I started on this mid-morning hike taking color photos. I used my Bright Landscape preset that uses the Velvia simulation, but I knocked the color down a bit to avoid the colors getting too much attention. All we had were blues and greens, and the haze & reflections almost made the mountains look too blue, even with a Kelvin white balance tipped towards warmer temperatures.

But I was just bored with the color photos. The views just lacked pizazz, I guess, and it wasn’t too exciting from a photographic standpoint.

What popped out at me more were the shapes, contrast, and textures. I switched over to my Acros (black & white) preset. Voila, it became an entirely new scene.

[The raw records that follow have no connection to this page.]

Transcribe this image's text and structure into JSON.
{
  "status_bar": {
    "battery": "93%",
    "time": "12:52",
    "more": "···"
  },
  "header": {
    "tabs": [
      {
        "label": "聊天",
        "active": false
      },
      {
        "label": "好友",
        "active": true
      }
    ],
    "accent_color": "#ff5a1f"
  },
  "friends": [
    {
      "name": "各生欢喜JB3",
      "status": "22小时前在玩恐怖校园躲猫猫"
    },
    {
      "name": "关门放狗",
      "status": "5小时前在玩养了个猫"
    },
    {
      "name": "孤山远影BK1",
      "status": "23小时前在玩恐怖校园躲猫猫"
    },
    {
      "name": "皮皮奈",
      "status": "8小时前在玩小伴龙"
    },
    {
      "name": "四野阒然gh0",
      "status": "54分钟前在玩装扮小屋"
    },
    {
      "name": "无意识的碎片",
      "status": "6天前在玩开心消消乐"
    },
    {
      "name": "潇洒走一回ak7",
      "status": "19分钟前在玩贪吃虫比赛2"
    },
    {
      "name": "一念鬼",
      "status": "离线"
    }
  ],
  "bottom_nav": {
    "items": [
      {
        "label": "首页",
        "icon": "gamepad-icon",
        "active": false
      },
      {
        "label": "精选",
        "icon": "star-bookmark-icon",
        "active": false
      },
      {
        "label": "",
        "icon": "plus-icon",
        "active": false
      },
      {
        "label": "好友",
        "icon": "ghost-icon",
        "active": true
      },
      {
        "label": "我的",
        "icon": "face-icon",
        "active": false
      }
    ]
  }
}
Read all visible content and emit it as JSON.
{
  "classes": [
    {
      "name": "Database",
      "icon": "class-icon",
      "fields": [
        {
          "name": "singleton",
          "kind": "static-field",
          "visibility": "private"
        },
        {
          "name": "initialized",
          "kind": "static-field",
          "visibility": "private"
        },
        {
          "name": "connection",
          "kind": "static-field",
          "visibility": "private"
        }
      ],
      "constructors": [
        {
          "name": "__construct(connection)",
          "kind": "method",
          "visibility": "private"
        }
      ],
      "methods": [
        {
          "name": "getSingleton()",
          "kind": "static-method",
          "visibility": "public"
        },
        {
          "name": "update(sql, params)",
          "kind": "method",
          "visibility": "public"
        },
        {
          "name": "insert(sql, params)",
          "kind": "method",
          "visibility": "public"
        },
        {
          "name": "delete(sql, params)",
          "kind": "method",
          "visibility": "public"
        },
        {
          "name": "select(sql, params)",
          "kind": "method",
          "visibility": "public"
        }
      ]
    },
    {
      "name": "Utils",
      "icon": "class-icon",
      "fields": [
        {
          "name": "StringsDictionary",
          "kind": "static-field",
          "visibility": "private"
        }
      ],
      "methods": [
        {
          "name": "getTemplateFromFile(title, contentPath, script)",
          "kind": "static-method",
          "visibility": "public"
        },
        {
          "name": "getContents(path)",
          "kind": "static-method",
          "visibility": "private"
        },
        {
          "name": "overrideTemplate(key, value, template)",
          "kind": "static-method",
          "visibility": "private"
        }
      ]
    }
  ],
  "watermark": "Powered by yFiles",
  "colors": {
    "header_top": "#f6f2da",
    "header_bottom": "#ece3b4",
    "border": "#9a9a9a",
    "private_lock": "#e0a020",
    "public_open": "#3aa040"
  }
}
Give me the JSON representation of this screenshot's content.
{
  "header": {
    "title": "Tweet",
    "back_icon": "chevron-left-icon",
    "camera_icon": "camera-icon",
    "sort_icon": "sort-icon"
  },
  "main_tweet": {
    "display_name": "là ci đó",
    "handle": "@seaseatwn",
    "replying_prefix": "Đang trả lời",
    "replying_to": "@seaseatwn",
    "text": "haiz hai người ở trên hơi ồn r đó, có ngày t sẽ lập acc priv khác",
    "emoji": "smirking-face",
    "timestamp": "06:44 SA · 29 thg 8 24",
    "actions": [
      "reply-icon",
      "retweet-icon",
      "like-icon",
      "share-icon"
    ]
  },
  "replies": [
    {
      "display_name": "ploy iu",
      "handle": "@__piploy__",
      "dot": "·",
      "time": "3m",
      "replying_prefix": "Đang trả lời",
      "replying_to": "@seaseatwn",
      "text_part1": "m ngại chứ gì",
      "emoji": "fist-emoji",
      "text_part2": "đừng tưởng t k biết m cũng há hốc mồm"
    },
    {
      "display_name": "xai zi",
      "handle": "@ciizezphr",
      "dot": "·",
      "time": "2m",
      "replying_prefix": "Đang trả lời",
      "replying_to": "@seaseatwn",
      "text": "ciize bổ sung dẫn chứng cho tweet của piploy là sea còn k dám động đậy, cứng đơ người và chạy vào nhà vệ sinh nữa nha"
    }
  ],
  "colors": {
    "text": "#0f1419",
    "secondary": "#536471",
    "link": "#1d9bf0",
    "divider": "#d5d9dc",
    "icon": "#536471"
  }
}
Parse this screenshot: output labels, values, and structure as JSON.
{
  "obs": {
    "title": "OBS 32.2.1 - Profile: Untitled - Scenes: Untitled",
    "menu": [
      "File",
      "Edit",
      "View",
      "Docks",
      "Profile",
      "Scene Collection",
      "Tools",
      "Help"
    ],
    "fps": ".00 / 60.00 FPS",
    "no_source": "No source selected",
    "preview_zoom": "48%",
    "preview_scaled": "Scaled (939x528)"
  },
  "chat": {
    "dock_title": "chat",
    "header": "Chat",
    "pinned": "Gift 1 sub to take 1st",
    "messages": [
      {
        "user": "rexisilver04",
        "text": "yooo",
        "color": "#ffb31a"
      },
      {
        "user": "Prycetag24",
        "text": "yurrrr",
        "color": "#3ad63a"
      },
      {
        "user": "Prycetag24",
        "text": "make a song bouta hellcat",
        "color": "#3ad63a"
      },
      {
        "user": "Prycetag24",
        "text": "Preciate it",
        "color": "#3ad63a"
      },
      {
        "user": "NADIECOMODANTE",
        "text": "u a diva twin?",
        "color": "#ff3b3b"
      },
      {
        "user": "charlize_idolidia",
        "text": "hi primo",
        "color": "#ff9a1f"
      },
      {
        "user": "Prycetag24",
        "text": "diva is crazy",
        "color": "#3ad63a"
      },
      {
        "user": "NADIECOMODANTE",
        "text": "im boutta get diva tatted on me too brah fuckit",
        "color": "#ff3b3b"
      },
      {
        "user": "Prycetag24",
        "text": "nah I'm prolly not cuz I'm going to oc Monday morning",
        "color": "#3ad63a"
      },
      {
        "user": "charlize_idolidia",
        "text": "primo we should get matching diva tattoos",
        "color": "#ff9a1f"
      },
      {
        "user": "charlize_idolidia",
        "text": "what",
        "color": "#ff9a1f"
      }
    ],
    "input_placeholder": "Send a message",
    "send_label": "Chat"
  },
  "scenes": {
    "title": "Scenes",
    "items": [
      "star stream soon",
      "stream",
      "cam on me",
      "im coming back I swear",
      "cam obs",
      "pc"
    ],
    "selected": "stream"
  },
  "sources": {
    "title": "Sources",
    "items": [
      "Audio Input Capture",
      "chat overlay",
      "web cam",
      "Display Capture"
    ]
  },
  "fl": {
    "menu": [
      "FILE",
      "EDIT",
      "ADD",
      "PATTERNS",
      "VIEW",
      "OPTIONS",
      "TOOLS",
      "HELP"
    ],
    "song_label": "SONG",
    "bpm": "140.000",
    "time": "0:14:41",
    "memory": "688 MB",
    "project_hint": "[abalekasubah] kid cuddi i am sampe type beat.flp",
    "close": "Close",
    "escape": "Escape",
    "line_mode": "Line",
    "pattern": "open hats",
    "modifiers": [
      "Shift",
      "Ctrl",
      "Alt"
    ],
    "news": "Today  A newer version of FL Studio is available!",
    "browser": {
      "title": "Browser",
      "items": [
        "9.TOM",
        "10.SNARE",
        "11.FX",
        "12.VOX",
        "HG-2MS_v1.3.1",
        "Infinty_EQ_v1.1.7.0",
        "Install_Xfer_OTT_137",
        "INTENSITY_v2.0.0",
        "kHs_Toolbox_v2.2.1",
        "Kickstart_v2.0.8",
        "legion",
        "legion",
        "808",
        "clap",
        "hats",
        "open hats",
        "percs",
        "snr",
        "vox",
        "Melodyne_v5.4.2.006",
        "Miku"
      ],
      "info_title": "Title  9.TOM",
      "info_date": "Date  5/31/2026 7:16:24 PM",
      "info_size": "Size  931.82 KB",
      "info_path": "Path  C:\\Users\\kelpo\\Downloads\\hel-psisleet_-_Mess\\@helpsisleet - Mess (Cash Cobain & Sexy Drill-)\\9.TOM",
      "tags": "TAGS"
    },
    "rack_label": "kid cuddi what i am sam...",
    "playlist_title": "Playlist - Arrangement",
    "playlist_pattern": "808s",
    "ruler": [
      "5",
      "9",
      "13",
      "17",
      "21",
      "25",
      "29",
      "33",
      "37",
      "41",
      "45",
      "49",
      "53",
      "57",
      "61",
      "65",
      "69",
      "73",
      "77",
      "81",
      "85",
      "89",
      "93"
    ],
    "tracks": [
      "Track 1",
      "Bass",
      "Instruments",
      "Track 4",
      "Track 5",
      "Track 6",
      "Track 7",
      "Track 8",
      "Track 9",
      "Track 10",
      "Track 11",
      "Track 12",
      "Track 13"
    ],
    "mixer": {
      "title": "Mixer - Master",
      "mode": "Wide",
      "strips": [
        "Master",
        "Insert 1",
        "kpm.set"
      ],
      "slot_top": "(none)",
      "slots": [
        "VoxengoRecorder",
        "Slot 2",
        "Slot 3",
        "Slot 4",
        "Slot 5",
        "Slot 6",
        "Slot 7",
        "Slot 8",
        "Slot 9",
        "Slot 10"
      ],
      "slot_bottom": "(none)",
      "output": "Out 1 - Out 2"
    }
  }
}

I also set the red filter for Acros (Acros-R in the camera). A red filter is commonly used in black & white landscape photography. It only allows red light through (making reds brighter) while blocking the opposite of red – blues and greens. This makes the sky darker and helps the clouds pop out, while also making the trees darker, helping them stand out against a bright background. You could do this all in post-processing, but that’s not allowed with this project! You’ve gotta think about that first!

Now seeing in black & white I was able to focus on the shadows of the clouds dancing over the ridges, the curves of the glaciers hanging on to the mountains, and get a better feel for the geology that formed this place.

I favored a slight underexposure in reading the histogram, to avoid making the glaciers glow and also to bring out more texture in the rock.

Overall I was pretty happy with the decision to do this in black & white, and how they came out.

It was a rather unremarkable scene as far as photography is concerned (to be there was something else). I think the decision gave me some keepers, rather than photos that I’d probably never look at again if I had stuck with color.

Changing my attitude towards black & white photography?

This project has been forcing me to reevaluate my two conflicting schools of thought regarding black & white.

My strong feelings have always echoed that of Steve McCurry: my world is in color, that’s how I see, and that’s how I’m going to photograph it.

But on the other hand, I’ve always recognized that if the colors are too distracting, if they take away from the image, or add nothing, then black & white may be a better option. That was precisely the situation here, in my opinion.

The technical decisions

Gear choice

Custom setting

I started off modifying my Bright Landscape preset to take the colors down a notch, but quickly switched to my Acros preset. I modified this to add the Red filter.

  • Film simulation: ACROS-R
  • Auto white balance (auto gets it close enough when shooting in B&W)
  • Highlight tones +1, Shadow tones 0
  • Sharpening & Noise 0 (I’ve since readjusted my noise to -4 for this preset)
  • Grain WEAK
  • Dynamic Range AUTO

The photos

Here’s one of the first photos from the trail, in color. It’s not terrible. But the colors just didn’t do anything for me. The haze became more distracting as the sun moved higher.

south fork big pine creek trail

It just has so much more life now in black & white, at least to me.

south fork big pine creek
aspens big pine creek
Isolated stands of aspen provided the only shade along the trail. High contrast scenes like this are difficult in color but seem to work better in black & white.
hiking palisades
Backpackers make their way up the trail to Willow Lake – a destination I wasn’t willing to try without crampons, an ice axe, and a partner.
south fork big pine
I could watch the shadows of the clouds move over the mountains forever.

Photography is subjective, but what are your opinions on the color versus black & white here?